Obvious Relationship

Science has a language of its own which sometimes puzzles laymen. The word "obvious" is a case in point.

A professor of physics, deriving some profound point of theory for the class, scribbled an equation on the board and said, "From this, it is obvious that we can proceed to write the following relationship..." and he scribbled a second and equally long equation on the board.

Then he paused. He stared hard at the two equations and said, "Wait a minute, I may be wrong..."

He sat down and began to write at his desk furiously, crossing out and rewriting for five minutes while the class sat in absolute silence waiting for the verdict.

Finally, the professor rose with an air of satisfaction and said, "Yes, I was right in the first place. It *IS* obvious that the second equation follows from the first."
Sponsor
Do you own a Maytag Neptune Front Load Washer?

Does your clothes washer transform into a "jet" when it enters the spin cycle?
Discover if you have the faulty door latch wax motor. Did you know that a clogged water
inlet can shut your machine down? Find out what you can do to prevent service calls!

Click Here to prevent washer downtime, service calls and save money!

Rare Birds

A guy is caught by a ranger eating a bald eagle and is consequently put in jail for the crime. On the day of his trial, the conversation went something like this:

Judge: "Do you know that eating a bald eagle is a federal offense?"

Man: "Yes I did. But if you let me argue my case, I'll explain what happened."

Judge: "Proceed."

Man: "I got lost in the woods. I hadn't had anything to eat for two weeks. I was so hungry. Next thing I see is a Bald Eagle swooping down at the lake for some fish. I knew that if I followed the Eagle I could maybe steal the fish. Unfortunately, in the process of taking the fish I killed the Eagle. I figured that since I killed the Eagle I might as well eat it since it would be more disgraceful to let it rot on the ground."

Judge: "The court will take a recess while we analyze your testimony."

15 minutes goes by and the judge returns.

Judge: "Due to the extreme circumstance you were under and because you didn't intend to kill the Eagle, the court will dismiss the charges.
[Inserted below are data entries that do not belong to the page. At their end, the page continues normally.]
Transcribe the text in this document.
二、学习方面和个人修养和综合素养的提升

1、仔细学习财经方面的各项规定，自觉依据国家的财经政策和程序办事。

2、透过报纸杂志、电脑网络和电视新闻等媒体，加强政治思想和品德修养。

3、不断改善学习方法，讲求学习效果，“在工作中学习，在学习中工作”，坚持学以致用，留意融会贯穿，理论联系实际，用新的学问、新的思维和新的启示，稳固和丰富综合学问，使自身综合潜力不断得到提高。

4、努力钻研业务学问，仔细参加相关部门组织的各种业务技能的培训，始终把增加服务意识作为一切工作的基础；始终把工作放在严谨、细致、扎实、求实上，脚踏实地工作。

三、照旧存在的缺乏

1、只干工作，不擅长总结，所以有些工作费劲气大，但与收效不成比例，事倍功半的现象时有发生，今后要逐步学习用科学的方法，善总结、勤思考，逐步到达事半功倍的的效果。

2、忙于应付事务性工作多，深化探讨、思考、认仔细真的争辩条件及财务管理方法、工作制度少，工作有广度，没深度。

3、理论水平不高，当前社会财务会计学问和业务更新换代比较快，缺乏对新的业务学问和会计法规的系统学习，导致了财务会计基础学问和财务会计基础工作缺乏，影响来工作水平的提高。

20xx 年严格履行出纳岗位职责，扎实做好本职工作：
But if you don't mind the court asking, what does a Bald Eagle taste like?"

Man: "Well your honor, it is hard to explain. The best I can describe it is maybe a combination between a California Condor and a Spotted Owl."

Pull Buddy

An out-of-towner drove his car into a ditch in a desolated area. Luckily, a local farmer came to help with his big strong horse, named Buddy. He hitched Buddy up to the car and yelled, "Pull, Nellie, pull!" Buddy didn't move.

Then the farmer hollered, "Pull, Buster, pull!" Buddy didn't respond.

Once more the farmer commanded, "Pull, Coco, pull!" Nothing.

Then the farmer nonchalantly said, "Pull, Buddy, pull!" And the horse easily dragged the car out of the ditch.

The motorist was most appreciative and very curious. He asked the farmer why he called his horse by the wrong name three times.

The farmer said, "Oh, Buddy is blind and if he thought he was the only one pulling, he wouldn't even try."

Baste A Turkey

A State Police colleague of mine once received a call from a woman who asked him how to baste a turkey. After a stunned moment, he, being a fairly good cook, described the procedure.

Then he asked, "But why would you call the State Police to find out how to baste a turkey?"

There was only a slight hesitation before she replied, "Well, you knew, didn't you?" and hung up.